Sunday, April 2, 2006

Thinking of myself as a raced subject

I have an essay that's due on Wednesday, April 5. Basically, the topic is "Discuss your own construction as a 'raced' subject".

I know I have always considered myself as Indian - because I am! But I'm a South African Indian, which means I'm of Indian descent born in South Africa. But when it comes to grouping myself in terms of race, I find myself battling with this and I seem to be questioning my identity as I attempt this assignment.

Living in a multi-racial country like SA, I have been exposed to various cultures and traditions. I attended a predominantely 'white' school, where I made some really good friends. At times, this may have conflicted with my life outside of the classroom and the schoolgrounds. At school, I think I may have been 'white-washed', but when I got home after the school day, I had to change my identity and become an Indian girl again.

I think it was only after high school that i realized the two could be integrated. In other words, around the time of my being 16 or so, it may have dawned on me that it was "ok" to be Indian at a "white" school.

It's also strange at how I became even more proud of my culture only when the west started recognizing the beauty and authentic nature of the east. My white friends were intrigued by the bindi's, sari's and samoosa's. It was almost as if pop culture actually gave the go ahead for us to accept such things.

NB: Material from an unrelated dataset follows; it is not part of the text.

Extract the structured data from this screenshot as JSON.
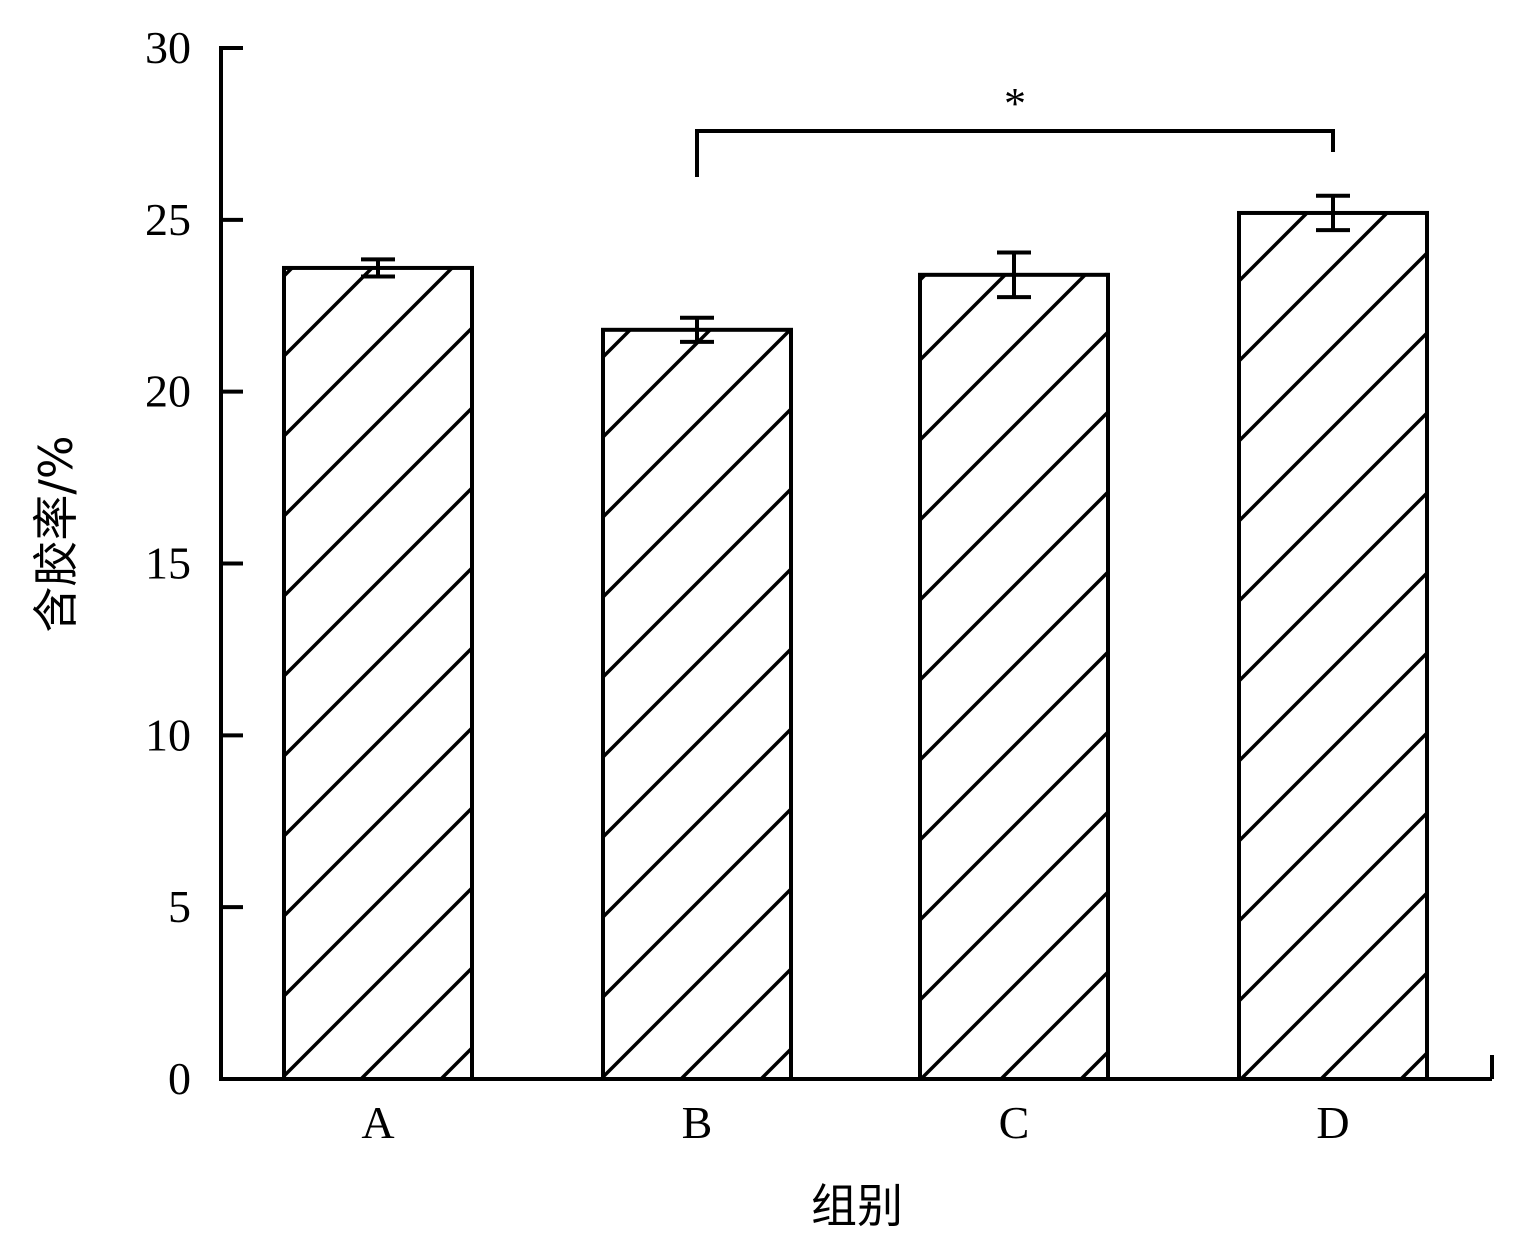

During my studies in my Journalism and Media Studies course, "Representation, Identity and Ethics" I came to learn about a concept known as "whiteness". Richard Dyer explains that in all western representations, whites were regarded as the norm and standard. Other races were considered inferior to the white race.

Dyer also speaks about how 'whiteness' has become so dominant, that it is deemed 'normal' for other races to merely assimilate to the 'white culture'.

All this talk has really gotten my mind in a jumble and has me questioning myself - who am I really? Have I been assimilated into the dominant culture that I have been integrated into all my life? If so, is it too late to back out, analyze who I am and try to identity who "I" am?!